October 14, 2005|From the Washington Post

Debuting this month is the Journal of Short Film, a DVD-based quarterly dedicated to the art of the short.

It was founded by filmmaker and textbook editor Karl Mechem, of Columbus, Ohio, who put out the first call for submissions last spring and who modeled the ad-free compilation on literary journals.

The inaugural issue features nine films ranging in length from three minutes to a little more than 16, and running the stylistic gamut from science fiction (New Zealander Jonathan Brough's "No Ordinary Sun") to documentary (Ashkan Soltani's "Long Struggle," a look at land struggles between two Shoshone Indian sisters and the federal government).
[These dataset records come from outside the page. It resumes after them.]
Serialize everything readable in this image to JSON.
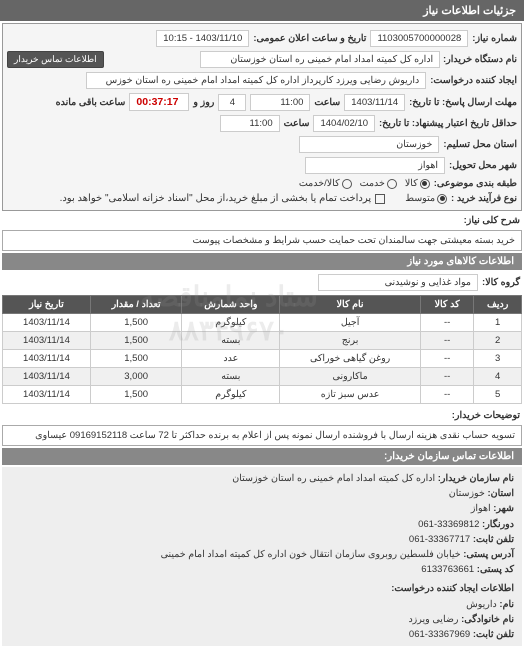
{
  "header": {
    "title": "جزئیات اطلاعات نیاز"
  },
  "top": {
    "number_label": "شماره نیاز:",
    "number": "1103005700000028",
    "datetime_label": "تاریخ و ساعت اعلان عمومی:",
    "datetime": "1403/11/10 - 10:15",
    "buyer_label": "نام دستگاه خریدار:",
    "buyer": "اداره کل کمیته امداد امام خمینی ره  استان خوزستان",
    "contact_btn": "اطلاعات تماس خریدار",
    "requester_label": "ایجاد کننده درخواست:",
    "requester": "داریوش رضایی ویرزد کارپرداز اداره کل کمیته امداد امام خمینی ره  استان خوزس"
  },
  "deadlines": {
    "reply_until_label": "مهلت ارسال پاسخ: تا تاریخ:",
    "reply_date": "1403/11/14",
    "reply_time_label": "ساعت",
    "reply_time": "11:00",
    "days_label": "روز و",
    "days": "4",
    "remain_label": "ساعت باقی مانده",
    "remain": "00:37:17",
    "validity_min_label": "حداقل تاریخ اعتبار پیشنهاد: تا تاریخ:",
    "validity_date": "1404/02/10",
    "validity_time_label": "ساعت",
    "validity_time": "11:00"
  },
  "location": {
    "province_label": "استان محل تسلیم:",
    "province": "خوزستان",
    "city_label": "شهر محل تحویل:",
    "city": "اهواز"
  },
  "budget": {
    "label": "طبقه بندی موضوعی:",
    "options": [
      "کالا",
      "خدمت",
      "کالا/خدمت"
    ],
    "selected": 0,
    "type_label": "نوع فرآیند خرید :",
    "type_options": [
      "متوسط"
    ],
    "type_selected": 0,
    "pay_label": "پرداخت تمام یا بخشی از مبلغ خرید،از محل \"اسناد خزانه اسلامی\" خواهد بود.",
    "pay_checked": false
  },
  "need": {
    "label": "شرح کلی نیاز:",
    "text": "خرید بسته معیشتی جهت سالمندان تحت حمایت حسب شرایط و مشخصات پیوست"
  },
  "goods": {
    "section_title": "اطلاعات کالاهای مورد نیاز",
    "group_label": "گروه کالا:",
    "group": "مواد غذایی و نوشیدنی"
  },
  "table": {
    "headers": [
      "ردیف",
      "کد کالا",
      "نام کالا",
      "واحد شمارش",
      "تعداد / مقدار",
      "تاریخ نیاز"
    ],
    "rows": [
      [
        "1",
        "--",
        "آجیل",
        "کیلوگرم",
        "1,500",
        "1403/11/14"
      ],
      [
        "2",
        "--",
        "برنج",
        "بسته",
        "1,500",
        "1403/11/14"
      ],
      [
        "3",
        "--",
        "روغن گیاهی خوراکی",
        "عدد",
        "1,500",
        "1403/11/14"
      ],
      [
        "4",
        "--",
        "ماکارونی",
        "بسته",
        "3,000",
        "1403/11/14"
      ],
      [
        "5",
        "--",
        "عدس سبز تازه",
        "کیلوگرم",
        "1,500",
        "1403/11/14"
      ]
    ]
  },
  "buyer_note": {
    "label": "توضیحات خریدار:",
    "text": "تسویه حساب نقدی هزینه ارسال با فروشنده ارسال نمونه پس از اعلام به برنده حداکثر تا 72 ساعت 09169152118 عیساوی"
  },
  "contacts": {
    "section_title": "اطلاعات تماس سازمان خریدار:",
    "org_label": "نام سازمان خریدار:",
    "org": "اداره کل کمیته امداد امام خمینی ره استان خوزستان",
    "province_label": "استان:",
    "province": "خوزستان",
    "city_label": "شهر:",
    "city": "اهواز",
    "fax_label": "دورنگار:",
    "fax": "33369812-061",
    "phone_label": "تلفن ثابت:",
    "phone": "33367717-061",
    "postal_addr_label": "آدرس پستی:",
    "postal_addr": "خیابان فلسطین روبروی سازمان انتقال خون اداره کل کمیته امداد امام خمینی",
    "postal_code_label": "کد پستی:",
    "postal_code": "6133763661",
    "creator_section": "اطلاعات ایجاد کننده درخواست:",
    "name_label": "نام:",
    "name": "داریوش",
    "lastname_label": "نام خانوادگی:",
    "lastname": "رضایی ویرزد",
    "creator_phone_label": "تلفن ثابت:",
    "creator_phone": "33367969-061"
  },
  "watermark": {
    "l1": "ستاد نمامناقصه",
    "l2": "۸۸۳۴۹۶۷۰"
  }
}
Focusing more on the kind of short films you would see in an art gallery than at a typical film festival, the premiere issue of the "magazine" is an intriguingly open-minded roundup of everything from straight-ahead narrative (Steven Bognar's mother-and-teenage-daughter portrait, "Gravel") to the kind of thing contemporary art curators like to call "new media" ("Amelita Destruction," a segment from a set of live "improvised cinema" by the Ann Arbor, Mich.-based art collective Potter-Belmar Labs, which specializes in interactive sculpture, installation, video and performance).

Annual four-issue subscriptions are available for $36 from www.thejsf.org. The first volume also can be purchased by itself for $10.